As it becomes harder and harder to source local talent, more companies are adopting the distributed software development model to complete their projects. We’ve compiled this short article to help you decide whether or not distributed software development is the right model for your team and project.
What is the Distributed Software Development model?
Distributed software development services refer to the process whereby multiple teams or individuals physically located in different locations collaborate to complete a software development project.
Managing distributed development teams can be a complex exercise and requires the use of tools like project management systems, version control software, and other communication platforms that enable remote co-working. Many businesses have turned to distributed development teams in order to access a larger pool of talent and resources than is available to them locally or to enjoy the increased flexibility that comes with remote working.
How are distributed development teams structured?
Companies may choose to structure their distributed development teams in a variety of ways. Virtual teams, for example, are made up of individuals who work remotely for the majority of their time. They may seldom or never meet face-to-face and rely heavily on digital communication and collaboration tools to coordinate their work.
Hybrid teams consist of both remote and on-site team members. They have some face-to-face interactions but still enjoy the benefits of remote working. Shared services teams consist of a central team that provides services and support to several geographically dispersed teams. This model allows for specialized skills to be centralized and shared across different projects, business units, and teams.
Matrix teams are structured so that team members report to multiple managers. This gives businesses the ability to assemble project teams quickly, with the necessary skills assigned appropriately.
Hub-and-spoke teams use a central hub or team to coordinate the work of multiple smaller teams (the spokes). This is suitable for organizations that prefer using a centralized point of management and coordination while leveraging the benefits of distributed development.
Regional teams are composed of members that work in the same geographical area. This enables better coordination and communication and few differences in time zones and culture.
Whichever model you choose will depend on the project and your goals and needs. It’s best to find a structure that enables the most effective collaboration and coordination between team members themselves and the business units they serve.
What are the challenges of distributed software development?

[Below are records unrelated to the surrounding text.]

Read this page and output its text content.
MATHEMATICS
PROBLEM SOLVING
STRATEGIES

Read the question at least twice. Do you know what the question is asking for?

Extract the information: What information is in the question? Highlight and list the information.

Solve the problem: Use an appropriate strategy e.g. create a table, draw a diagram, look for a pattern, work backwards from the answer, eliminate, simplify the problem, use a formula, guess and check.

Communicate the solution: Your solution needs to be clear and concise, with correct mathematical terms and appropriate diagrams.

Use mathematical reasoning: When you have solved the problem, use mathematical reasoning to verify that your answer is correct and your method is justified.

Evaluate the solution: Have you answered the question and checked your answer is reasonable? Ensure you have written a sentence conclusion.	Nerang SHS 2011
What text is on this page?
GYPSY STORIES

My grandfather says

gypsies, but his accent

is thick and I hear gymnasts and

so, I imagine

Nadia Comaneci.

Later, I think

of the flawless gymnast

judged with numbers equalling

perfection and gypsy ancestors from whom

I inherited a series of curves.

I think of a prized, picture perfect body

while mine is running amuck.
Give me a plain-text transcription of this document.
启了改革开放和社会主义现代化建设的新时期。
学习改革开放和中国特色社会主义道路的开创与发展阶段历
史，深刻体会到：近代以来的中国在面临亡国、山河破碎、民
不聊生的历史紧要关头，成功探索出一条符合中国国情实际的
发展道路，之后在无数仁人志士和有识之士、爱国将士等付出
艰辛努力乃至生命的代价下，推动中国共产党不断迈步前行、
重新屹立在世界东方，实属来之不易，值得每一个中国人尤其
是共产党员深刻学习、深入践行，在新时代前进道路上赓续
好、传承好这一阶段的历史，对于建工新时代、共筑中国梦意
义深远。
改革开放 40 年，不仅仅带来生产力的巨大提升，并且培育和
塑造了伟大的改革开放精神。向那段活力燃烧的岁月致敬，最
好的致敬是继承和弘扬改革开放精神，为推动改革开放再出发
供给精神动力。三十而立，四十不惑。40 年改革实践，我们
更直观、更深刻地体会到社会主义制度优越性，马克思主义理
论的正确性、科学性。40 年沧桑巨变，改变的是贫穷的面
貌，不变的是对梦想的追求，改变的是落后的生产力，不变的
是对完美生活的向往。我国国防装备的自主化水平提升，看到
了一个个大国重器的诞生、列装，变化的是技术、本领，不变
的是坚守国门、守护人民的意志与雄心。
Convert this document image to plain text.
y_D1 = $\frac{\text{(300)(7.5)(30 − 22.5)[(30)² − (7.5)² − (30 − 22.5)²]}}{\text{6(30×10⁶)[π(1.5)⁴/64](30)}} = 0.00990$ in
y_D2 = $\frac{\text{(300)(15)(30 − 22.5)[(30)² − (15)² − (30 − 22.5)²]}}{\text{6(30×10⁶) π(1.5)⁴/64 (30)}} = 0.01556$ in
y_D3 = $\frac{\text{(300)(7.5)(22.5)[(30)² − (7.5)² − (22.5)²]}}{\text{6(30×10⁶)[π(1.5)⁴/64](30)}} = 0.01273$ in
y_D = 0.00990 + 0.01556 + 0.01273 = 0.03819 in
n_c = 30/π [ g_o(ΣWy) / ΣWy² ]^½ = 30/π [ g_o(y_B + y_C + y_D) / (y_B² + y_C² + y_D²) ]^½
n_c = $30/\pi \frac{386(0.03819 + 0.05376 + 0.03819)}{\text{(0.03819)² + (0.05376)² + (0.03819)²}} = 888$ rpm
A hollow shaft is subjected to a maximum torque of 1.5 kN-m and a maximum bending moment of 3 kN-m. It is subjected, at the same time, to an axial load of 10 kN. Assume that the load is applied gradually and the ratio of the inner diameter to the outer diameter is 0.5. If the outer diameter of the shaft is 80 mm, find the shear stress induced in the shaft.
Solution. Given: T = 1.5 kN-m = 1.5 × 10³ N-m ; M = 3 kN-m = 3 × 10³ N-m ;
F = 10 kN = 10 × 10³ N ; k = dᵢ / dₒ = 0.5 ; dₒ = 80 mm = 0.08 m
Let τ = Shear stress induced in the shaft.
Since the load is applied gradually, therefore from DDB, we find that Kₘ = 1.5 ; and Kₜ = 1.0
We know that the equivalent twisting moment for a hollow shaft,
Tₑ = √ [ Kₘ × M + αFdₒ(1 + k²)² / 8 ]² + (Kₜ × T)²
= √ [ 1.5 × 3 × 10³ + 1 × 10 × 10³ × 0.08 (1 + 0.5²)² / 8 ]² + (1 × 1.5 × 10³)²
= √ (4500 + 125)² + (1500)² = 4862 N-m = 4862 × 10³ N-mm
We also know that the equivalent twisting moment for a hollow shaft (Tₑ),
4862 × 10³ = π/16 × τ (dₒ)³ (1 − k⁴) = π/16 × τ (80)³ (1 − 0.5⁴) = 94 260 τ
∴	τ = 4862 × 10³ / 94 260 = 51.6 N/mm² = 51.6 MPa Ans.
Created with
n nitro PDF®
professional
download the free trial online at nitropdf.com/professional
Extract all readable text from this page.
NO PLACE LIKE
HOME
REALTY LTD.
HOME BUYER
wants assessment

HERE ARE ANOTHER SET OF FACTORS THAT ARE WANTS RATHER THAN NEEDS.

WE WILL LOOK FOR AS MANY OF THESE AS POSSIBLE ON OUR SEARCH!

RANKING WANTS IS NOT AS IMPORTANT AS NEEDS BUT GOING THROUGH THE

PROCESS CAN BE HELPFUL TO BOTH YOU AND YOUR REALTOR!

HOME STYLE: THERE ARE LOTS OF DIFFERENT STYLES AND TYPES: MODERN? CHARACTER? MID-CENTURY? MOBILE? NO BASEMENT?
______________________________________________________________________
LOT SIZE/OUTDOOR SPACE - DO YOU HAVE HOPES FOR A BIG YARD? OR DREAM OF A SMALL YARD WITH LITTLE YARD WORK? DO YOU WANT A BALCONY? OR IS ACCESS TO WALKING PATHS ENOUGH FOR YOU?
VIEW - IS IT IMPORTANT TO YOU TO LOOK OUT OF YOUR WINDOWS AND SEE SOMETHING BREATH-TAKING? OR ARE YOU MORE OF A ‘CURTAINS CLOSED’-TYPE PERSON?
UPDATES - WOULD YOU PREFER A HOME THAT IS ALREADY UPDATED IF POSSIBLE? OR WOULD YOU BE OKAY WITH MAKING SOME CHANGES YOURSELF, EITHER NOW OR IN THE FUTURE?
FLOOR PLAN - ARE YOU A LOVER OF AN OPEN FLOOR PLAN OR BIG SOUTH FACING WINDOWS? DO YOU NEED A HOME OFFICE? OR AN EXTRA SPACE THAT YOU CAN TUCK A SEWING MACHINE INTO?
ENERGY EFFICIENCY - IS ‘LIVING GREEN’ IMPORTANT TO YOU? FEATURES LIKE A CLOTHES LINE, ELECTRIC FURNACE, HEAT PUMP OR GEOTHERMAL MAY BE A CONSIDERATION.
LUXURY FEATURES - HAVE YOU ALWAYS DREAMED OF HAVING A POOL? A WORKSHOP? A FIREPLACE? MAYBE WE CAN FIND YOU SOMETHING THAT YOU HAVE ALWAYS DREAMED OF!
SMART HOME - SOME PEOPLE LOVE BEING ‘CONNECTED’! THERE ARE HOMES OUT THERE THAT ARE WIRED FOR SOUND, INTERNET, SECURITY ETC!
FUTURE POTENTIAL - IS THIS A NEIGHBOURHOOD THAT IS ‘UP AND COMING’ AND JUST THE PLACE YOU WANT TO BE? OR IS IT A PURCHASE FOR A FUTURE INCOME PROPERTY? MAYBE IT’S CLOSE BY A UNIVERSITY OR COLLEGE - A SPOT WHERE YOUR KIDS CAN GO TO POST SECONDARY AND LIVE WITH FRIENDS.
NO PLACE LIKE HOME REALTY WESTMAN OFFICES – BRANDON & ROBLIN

Managing and even assembling distributed teams comes with a unique set of challenges:
- Communication and coordination: When working with a dispersed team located all around the world, it can be difficult to maintain clear and consistent communication, especially with time zones and cultural differences. This can lead to miscommunication, confusion, and even delays in the development process.
- Time zone differences: When teams are globally dispersed, scheduling meetings and coordinating work can be tricky, especially when there is minimal overlap in time zones.
- Cultural differences: Cultural differences can lead to miscommunication and even conflict as different cultures have different approaches to things like PTO, scheduling, hierarchies, and communication.
- Lack of face-to-face interaction: Building trust and establishing relationships is important in every team, but this can be difficult when teams work remotely.
- Technical challenges: Distributed teams may have to work with different tools, technologies, and infrastructure, which can add complexity to the development process.
- Dependency management: Dependency management (where one team cannot proceed with their work until another team completes a specific task or component of the same project) is more complex within distributed developer teams. This requires careful project management and coordination.
- Security risks: Distributed development introduces new security risks as teams need to provide one another with remote access to sensitive data. This needs to be managed closely.
What are the advantages of distributed software development?
With so many challenges, you may wonder why businesses pursue this model at all. In truth, there are far more advantages to this model than there are disadvantages, including:
- Access to wider talent pools: Distributed development means that businesses can tap into a global talent pool, along with the skills and expertise that come with it. This makes it easier for start-ups to compete and hire staff.
- Increased flexibility: Team members can work from anywhere under this model. This is useful for attracting staff and enables flexibility, working with the need for a commute, and may even lead to more productive teams.
- Reduced overhead costs: Distributed development can reduce costs associated with office space, equipment, and other overhead expenses.
- Diversification of the team: Distributed teams generally have more diverse backgrounds, cultures, skills, and experience that can enrich the team and the company as a whole and present a new competitive advantage.
- Better risk management: We’ve already covered that distributed teams come with inherent risks. However, in many cases, using a distributed model will reduce risks. When businesses use this model, the risk of the project is spread out around the globe by allowing different teams to work on different components of the same project. If a natural disaster, conflict, or hack disrupts one team, others can pick up where they left off.
- Increased scalability: The model allows organizations to scale up or down quickly and easily. This can be useful for businesses that experience seasonal peaks and troughs or other fluctuations.
In short, the distributed software development model will give your business the edge over the competition and enrich the company as a whole. It’s clear to see why so many companies are turning to distributed teams.